I hail a cab before the driver can notice the flock.
I have a job that barely pays the rent. If Rudy finds me, I’ll have only a mere two thousand dollars to offer him, but if I quit my job and run, I’ll be living like this forever.
There’re also the birds.
“Magnetic fields,” the cabbie suddenly said. He was glancing in the rear view mirror.
“What’s that?” I ask.
“They fuck with the birds’ compasses or something. Attach a scrambler to your car. It sends out a wave they can’t follow. Might buy you some time.”
I feel a smile cross my face. “Dude, thanks. Where do I get one?”
The cabbie, a fat, dirty man with a toothpick between his teeth, says, “They ain’t gonna sell you one at Wal-Mart, I guarantee ya that.” He glanced back and flicked me a business card. “Call this guy. Owns a gun shop in the Upper East Side. He’ll set you up.”
I accepted the card and read the name. Bill Buxworth. “You’re a lifesaver.”
“Don’t mention it. Here you are.”
I nod thanks, pay the guy, and hop out of the cab for Eddie’s Pizzeria, skipping around customers to the back. I put on my apron. Today is payday, so once my shift is done, I’ll take the cash that’s owed to me and head out to see this Buxworth guy.
At lunch, my boss tells me I have a call. My stomach drops. “Hang up on them.”

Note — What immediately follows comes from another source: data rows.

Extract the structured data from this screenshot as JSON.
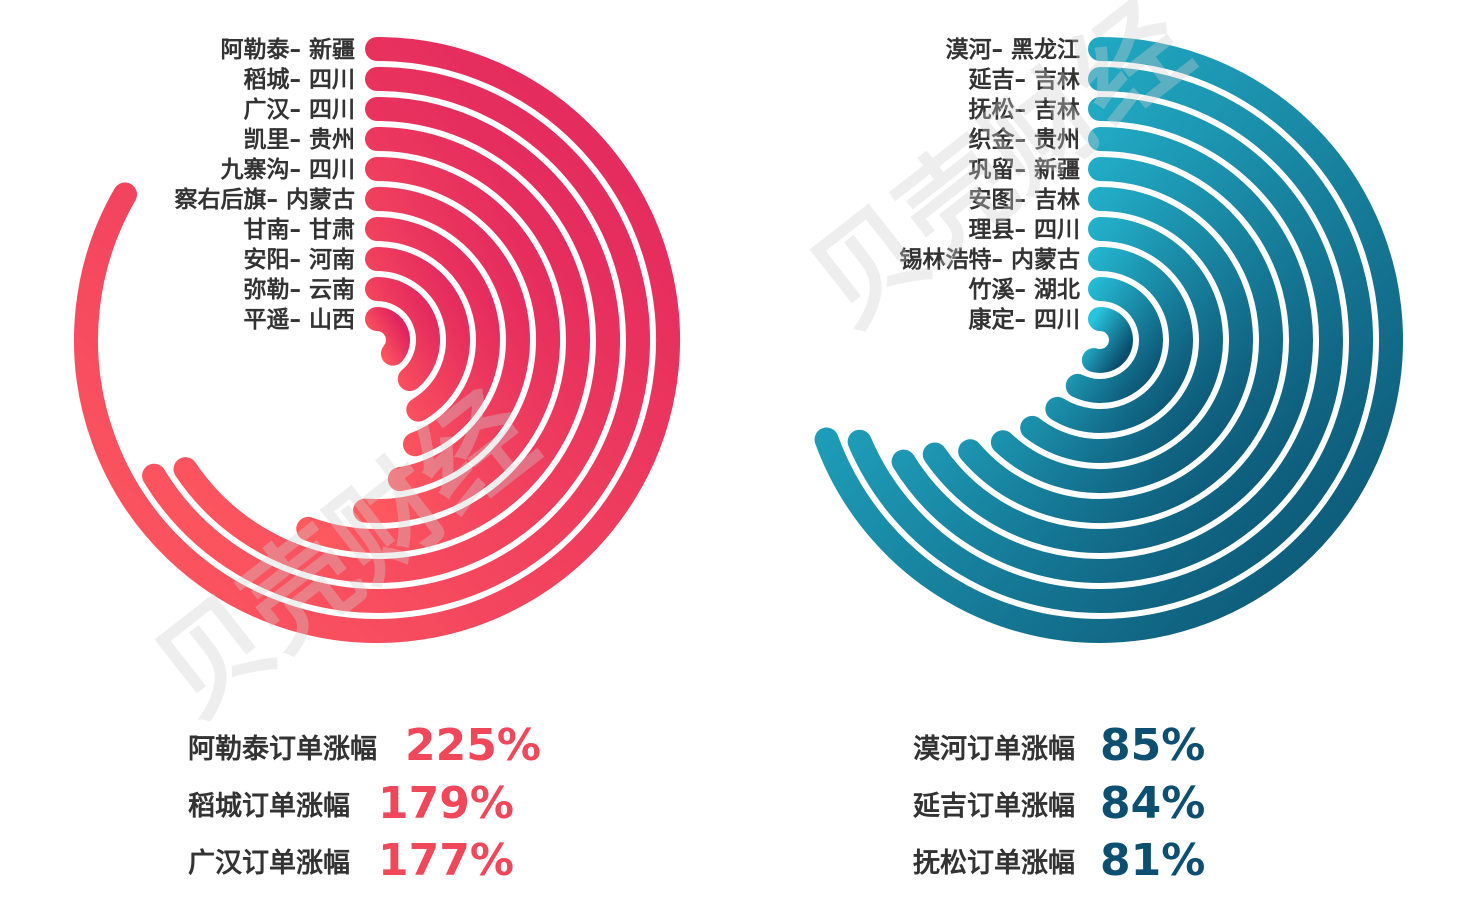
{
  "watermark": "贝壳财经",
  "chart_data": [
    {
      "type": "radial-bar",
      "unit": "%",
      "color_gradient": [
        "#e0245e",
        "#ff5a5f"
      ],
      "highlight_color": "#f0485a",
      "categories": [
        "阿勒泰– 新疆",
        "稻城– 四川",
        "广汉– 四川",
        "凯里– 贵州",
        "九寨沟– 四川",
        "察右后旗– 内蒙古",
        "甘南– 甘肃",
        "安阳– 河南",
        "弥勒– 云南",
        "平遥– 山西"
      ],
      "values": [
        225,
        179,
        177,
        150,
        138,
        128,
        120,
        112,
        105,
        98
      ],
      "highlights": [
        {
          "label": "阿勒泰订单涨幅",
          "value": "225%"
        },
        {
          "label": "稻城订单涨幅",
          "value": "179%"
        },
        {
          "label": "广汉订单涨幅",
          "value": "177%"
        }
      ]
    },
    {
      "type": "radial-bar",
      "unit": "%",
      "color_gradient": [
        "#0a4d6c",
        "#28c3dc"
      ],
      "highlight_color": "#0d4f70",
      "categories": [
        "漠河– 黑龙江",
        "延吉– 吉林",
        "抚松– 吉林",
        "织金– 贵州",
        "巩留– 新疆",
        "安图– 吉林",
        "理县– 四川",
        "锡林浩特– 内蒙古",
        "竹溪– 湖北",
        "康定– 四川"
      ],
      "values": [
        85,
        84,
        81,
        80,
        78,
        76,
        74,
        72,
        70,
        67
      ],
      "highlights": [
        {
          "label": "漠河订单涨幅",
          "value": "85%"
        },
        {
          "label": "延吉订单涨幅",
          "value": "84%"
        },
        {
          "label": "抚松订单涨幅",
          "value": "81%"
        }
      ]
    }
  ]
}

But by that point, he’s already set the phone on Hologram setting. Before me appears a three-dimensional rendering of the man I’ve spent two years running from.
“Well, well, well,” Rudy says. “We finally caught you.”
I merely stare, at a loss for words.
“You owe me twenty-eight thousand dollars if I’ve got my math right,” Rudy said. “You gonna pay up or do I have to make you?”
“If I had that kind money, Rudy—”
Ruddy nodded and crossed his arms. “Looks like we’re going to have to do this the hard way.”
“If you just give me some time—”
“Don’t you know that line is so cliché it makes me sick? Give me some time, give me some time. You’ve run out of time, you’ve run out on me, and I don’t put up with that kind of behaviour, my friend.”
“I’ll call the cops,” I say, “put an end to your whole drug running operation.”
Rudy smiles. “I’d love to see you try.” He picks up a cell phone and dials.
A telephone rings to my left, in the direction of the back door. I spin that way and see Merek, a henchman I’m quite familiar with, answer his own cell phone. “Do it?”
To my right, I hear Rudy’s voice say, “Take him out.”
I haven’t turned back to Merek before I hear the gunshot.